Noch vor hundert Jahren waren die westlichen Länder die einzigen, die diese Werte und Prinzipien verfolgten. Doch der Rest der Welt sei ihnen gefolgt und wende diese Erfolgskriterien ebenfalls an, während der Westen derzeit dazu tendiere, sie zu zerstören. Fergusons Blick fiel dabei vor allem nach Asien: Ob Wettbewerbsfähigkeit, Bildung, Medizin, Konsum, Arbeitsethik: fast überall übertrumpften China oder andere asiatische Länder den Westen. Selbst in Sachen Rechtsstaatlichkeit liege beispielsweise Hong Kong bei 15 von 16 Indikatoren vor den USA.

From the west to the rest

Der Hintergrund, vor dem sich die europäische Krise abspiele, sei deshalb die grosse Verlagerung der wirtschaftlichen Macht vom Westen nach Osten, oder «from the west tot he rest», wie Ferguson in Anspielung auf sein Buch «Civilization: The West and The Rest» formuliert.

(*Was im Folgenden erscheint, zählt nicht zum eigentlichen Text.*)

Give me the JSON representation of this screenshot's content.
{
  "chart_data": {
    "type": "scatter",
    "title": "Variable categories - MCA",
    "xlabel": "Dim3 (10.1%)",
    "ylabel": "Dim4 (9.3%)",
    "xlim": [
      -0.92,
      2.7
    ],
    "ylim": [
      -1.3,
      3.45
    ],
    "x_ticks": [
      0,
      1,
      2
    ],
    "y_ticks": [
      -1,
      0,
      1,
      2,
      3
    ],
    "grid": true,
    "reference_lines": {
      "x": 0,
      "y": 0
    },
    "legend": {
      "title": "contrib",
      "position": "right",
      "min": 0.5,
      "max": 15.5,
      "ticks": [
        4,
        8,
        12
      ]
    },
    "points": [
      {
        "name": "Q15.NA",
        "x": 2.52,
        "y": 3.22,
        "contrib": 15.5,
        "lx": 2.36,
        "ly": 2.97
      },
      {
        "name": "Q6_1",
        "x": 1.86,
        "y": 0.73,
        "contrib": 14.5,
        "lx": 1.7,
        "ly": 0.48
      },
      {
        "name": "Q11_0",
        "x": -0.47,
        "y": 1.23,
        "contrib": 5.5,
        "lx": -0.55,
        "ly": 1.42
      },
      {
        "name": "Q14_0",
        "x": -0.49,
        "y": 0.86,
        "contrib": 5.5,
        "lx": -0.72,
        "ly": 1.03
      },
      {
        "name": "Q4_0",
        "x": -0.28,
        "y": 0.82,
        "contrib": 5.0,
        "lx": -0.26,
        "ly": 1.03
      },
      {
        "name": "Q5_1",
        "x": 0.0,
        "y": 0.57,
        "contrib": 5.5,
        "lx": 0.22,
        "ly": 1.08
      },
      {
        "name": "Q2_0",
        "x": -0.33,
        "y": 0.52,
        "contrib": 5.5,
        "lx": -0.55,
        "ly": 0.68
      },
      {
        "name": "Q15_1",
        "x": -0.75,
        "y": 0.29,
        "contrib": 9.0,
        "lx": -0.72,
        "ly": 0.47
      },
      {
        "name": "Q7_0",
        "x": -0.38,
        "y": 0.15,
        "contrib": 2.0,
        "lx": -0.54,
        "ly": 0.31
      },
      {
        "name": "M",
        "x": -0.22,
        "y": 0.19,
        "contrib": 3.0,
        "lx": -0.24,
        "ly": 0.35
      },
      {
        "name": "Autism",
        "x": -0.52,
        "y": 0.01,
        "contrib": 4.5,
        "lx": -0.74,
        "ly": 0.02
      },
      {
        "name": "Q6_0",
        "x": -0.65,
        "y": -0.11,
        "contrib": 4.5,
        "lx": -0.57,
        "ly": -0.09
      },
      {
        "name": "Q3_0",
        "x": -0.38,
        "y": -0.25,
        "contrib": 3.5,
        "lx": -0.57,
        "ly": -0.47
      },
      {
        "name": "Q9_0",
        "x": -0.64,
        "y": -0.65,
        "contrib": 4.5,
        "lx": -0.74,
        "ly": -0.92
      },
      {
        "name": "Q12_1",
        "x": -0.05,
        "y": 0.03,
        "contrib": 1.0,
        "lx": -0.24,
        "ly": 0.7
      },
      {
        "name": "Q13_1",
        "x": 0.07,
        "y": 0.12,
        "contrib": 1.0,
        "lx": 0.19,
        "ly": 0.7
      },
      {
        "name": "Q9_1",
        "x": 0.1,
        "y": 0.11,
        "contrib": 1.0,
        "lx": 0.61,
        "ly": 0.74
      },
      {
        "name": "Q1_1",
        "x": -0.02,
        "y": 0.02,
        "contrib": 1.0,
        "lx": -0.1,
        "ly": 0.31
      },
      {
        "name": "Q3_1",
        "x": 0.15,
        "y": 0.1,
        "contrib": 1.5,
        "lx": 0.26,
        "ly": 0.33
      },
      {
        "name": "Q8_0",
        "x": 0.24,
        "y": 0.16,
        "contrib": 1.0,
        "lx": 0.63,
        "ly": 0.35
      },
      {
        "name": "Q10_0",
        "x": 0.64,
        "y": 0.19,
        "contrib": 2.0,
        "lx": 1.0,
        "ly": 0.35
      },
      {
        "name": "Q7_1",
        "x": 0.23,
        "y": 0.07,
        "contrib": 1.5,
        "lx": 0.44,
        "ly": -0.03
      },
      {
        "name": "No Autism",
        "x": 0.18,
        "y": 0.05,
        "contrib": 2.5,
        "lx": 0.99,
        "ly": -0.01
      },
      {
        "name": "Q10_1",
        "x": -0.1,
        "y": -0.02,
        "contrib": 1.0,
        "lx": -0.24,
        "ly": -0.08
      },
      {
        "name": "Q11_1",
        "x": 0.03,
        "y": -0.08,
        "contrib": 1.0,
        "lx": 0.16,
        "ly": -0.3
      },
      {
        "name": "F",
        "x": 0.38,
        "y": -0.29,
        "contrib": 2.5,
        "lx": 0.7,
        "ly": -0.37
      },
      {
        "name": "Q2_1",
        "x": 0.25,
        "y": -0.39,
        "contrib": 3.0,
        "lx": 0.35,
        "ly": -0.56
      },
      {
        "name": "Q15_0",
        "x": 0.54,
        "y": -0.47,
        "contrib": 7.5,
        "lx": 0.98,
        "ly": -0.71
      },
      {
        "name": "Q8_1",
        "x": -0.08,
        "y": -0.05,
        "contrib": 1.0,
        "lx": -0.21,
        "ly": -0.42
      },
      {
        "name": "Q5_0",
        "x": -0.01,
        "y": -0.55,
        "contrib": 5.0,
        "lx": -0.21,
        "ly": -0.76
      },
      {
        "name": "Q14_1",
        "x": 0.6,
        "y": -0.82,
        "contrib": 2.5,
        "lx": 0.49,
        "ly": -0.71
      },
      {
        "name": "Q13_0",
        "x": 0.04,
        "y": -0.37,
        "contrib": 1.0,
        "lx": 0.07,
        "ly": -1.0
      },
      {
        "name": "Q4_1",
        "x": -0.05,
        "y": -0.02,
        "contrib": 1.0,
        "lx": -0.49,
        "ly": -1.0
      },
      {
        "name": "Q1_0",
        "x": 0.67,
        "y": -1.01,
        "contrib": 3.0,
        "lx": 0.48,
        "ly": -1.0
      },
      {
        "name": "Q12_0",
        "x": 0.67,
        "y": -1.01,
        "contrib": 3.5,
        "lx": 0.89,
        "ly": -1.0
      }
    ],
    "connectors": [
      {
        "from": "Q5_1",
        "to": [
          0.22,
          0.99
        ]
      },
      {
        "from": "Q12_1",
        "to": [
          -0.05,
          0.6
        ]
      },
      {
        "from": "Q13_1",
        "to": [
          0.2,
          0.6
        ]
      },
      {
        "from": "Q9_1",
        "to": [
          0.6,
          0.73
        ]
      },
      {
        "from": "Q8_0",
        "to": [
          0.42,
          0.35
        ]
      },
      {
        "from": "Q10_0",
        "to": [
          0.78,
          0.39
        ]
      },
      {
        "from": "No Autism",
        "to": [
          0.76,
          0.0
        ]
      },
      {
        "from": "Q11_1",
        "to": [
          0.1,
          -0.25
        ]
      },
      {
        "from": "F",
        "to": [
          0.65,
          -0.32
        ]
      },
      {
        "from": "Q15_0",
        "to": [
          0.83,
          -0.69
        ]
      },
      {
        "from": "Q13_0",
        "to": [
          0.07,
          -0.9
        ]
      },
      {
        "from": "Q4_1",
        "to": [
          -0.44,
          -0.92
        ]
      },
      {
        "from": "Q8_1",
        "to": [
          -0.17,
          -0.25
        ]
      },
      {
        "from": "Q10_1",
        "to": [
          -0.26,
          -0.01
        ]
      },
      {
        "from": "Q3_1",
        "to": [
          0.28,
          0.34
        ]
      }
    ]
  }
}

Für Europa und seinen Glauben an starke und ausgleichende staatliche Institutionen sieht er dabei weniger Hoffnung. Viel näher liegen dem liberalkonservativen Ferguson die USA, wo er den Glauben der Menschen an die Kraft des Individuums noch stärker ausgeprägt sieht. Die Frage sei nur: «Lässt sich ein Präsident finden, lässt sich eine Regierung finden, die umsetzen kann, was die normalen Amerikaner wollen?».

Welche Regierung für ihn die richtige wäre, hat er kürzlich mit seiner Unterstützung für den Republikanischen Präsidentschaftskandidaten Mitt Romney kundgetan. «Die Amerikaner machen immer das richtige – nachdem sie alle anderen Alternativen ausprobiert haben», zitierte er Winston Churchill. Vielleicht, so Ferguson, werde Amerika bereits in diesem Jahr damit beginnen.